I have that the circulation is
$$ \displaystyle\Gamma=\oint_R \textbf{u} \cdot d\textbf{x} $$
where $ \textbf{u}=\langle u, v, w \rangle$
I broke up $R$ into four paths with the following parameterization for $0\le t \le 1$:
- $C_1 : (0,0)\rightarrow(10,0)$ $\hspace{1in}$ $\textbf{r}_1 = \langle 10t,0,0 \rangle$
- $C_2 : (10,0)\rightarrow(10,5)$ $\hspace{.91in}$ $\textbf{r}_2 = \langle 10,5t,0 \rangle$
- $C_3 : (10,5)\rightarrow(0,5)$ $\hspace{1in}$ $\textbf{r}_3 = \langle 10-10t,5,0 \rangle$
- $C_4 : (0,5)\rightarrow(0,0)$ $\hspace{1.09in}$ $\textbf{r}_4 = \langle 0,5-5t,0 \rangle$
I then calculated each line integral over its path with its specific parameterization in order to obtain the circulation. However, when I did this, I found the circulation to be
$$ \displaystyle\Gamma=\int_{t=0}^1 16000t^2dt + \int_{t=0}^1 50dt -\int_{t=0}^1 16000(t-1)^2dt - \int_{t=0}^1 50dt = 0$$
Am I doing something wrong? Does this just mean that the flow is irrotational?
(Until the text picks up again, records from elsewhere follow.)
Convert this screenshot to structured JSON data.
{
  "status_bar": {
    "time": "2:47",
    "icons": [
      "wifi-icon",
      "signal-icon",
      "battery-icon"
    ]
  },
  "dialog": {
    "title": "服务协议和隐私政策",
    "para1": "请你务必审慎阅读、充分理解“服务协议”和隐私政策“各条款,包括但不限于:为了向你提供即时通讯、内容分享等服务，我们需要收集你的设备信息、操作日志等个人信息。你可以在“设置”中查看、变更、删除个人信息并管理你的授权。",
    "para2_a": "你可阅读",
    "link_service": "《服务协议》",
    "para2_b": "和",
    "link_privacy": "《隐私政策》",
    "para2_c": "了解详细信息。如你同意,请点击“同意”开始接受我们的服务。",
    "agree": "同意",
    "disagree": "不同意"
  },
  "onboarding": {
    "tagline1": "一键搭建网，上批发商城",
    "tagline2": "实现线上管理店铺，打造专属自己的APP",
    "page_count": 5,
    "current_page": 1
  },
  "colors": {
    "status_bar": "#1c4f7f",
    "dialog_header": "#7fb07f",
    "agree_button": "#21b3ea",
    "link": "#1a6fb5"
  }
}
One way to solve this problem is using Stokes' theorem: $$ \oint \vec{F}\cdot \vec{dl} = \iint \operatorname{curl}(F)\cdot \hat{n} dS $$ In this case the whole surface is in the $xy$-plane so $\hat{n} = (0,0,1)$ and stokes' theorem becomes Green's theorem: $$ \oint udx + vdy = \iint \left (\frac{\partial v}{\partial x} - \frac{\partial u}{\partial y}\right ) dxdy$$ Substituting $u=16x^2+y, v=10$ we get that the circulation is $$ \int_0^5 \int_0^{10} (0-1)dxdy=-50 $$
Your way is correct too, but I think you have a minor problem with your calculation:
I don't understand your parameterization and your substitution. For the first part of the curve I would use $\gamma_1(t)=(t,0) , 0\leq t \leq 10 $ and get $ \int_0^{10} 16t^2 dt $ and for the third part $\gamma_3 (t) = (10-t,5) , 0\leq t\leq 10 $ and get $$ \int_0^{10} -(16(10-t)^2 + 5)dt $$ when you add them you will indeed get $-50$.